Originally Posted by adrean8j
Quick novice question for you guys:
How do you calculate your "crop" factor on your shots? I mean literally (not the Crop body, as in 1.6, 1.3. I already know what that is). I mean by 100% crop, 98% crop, etc, etc....I have heard a couple different explanations and want a definitive answer....
It's been answered, but one or two of the answers were confusing. When you're editing with PS, LR, DxO, Elements or whatever, select a 50% view and the viewer will zoom in on the image. The size of the image on your screen will be determined by the resolution of your screen in pixels. So, if the image is 5000x3000 pixels and the longest full screen view of your screen is 1000 pixels, then you can only see the whole image in a 20% view. If you look at the image in a 100% view, then you'll only see 20% of its pixels on its longest edge. You'll have to scroll 5-screens to see the whole image. If your image size is 1000x800, then it would fill the longest side of a screen with resolution of 1000-pixels.
Anyway, the 25%, 50%, 100%, etc. is telling you pixel-to-pixel ratio of the actual image to the screen. At 100% a pixel in the file takes up one pixel on the screen. You're showing the image actual size.

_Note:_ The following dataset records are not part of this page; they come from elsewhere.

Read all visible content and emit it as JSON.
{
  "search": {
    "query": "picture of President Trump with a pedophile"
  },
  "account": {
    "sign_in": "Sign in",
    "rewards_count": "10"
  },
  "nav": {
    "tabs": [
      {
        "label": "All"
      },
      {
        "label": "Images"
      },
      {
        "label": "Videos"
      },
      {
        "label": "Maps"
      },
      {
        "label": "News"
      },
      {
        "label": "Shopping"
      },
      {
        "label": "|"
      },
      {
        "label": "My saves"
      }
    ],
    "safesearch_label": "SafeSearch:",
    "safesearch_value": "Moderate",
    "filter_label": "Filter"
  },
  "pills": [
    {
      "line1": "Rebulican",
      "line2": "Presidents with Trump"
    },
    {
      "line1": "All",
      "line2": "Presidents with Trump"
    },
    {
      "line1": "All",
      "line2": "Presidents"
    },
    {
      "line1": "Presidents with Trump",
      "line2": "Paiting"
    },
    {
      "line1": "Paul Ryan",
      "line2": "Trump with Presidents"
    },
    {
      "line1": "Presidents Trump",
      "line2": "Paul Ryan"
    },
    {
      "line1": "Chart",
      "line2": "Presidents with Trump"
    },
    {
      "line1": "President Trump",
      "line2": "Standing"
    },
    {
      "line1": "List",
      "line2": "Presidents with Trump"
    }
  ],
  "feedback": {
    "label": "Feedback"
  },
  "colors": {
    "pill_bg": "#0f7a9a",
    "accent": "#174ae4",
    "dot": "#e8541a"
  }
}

I personally calculate my degree of crop by looking at the file size before and after crop. If it's 5000x3000 before crop and ends up 2500x1500 after crop, then I'll say that's a 50% crop. However, using that logic a 98% crop would only be 100x60 pixels, which is not what most people mean. When you say 100% crop and the screen ratio is the same as in my example above, the image size will end up 1000x600, which I might describe as an 80% crop, when others are taking into account their screen resolution and calling it a 100% crop.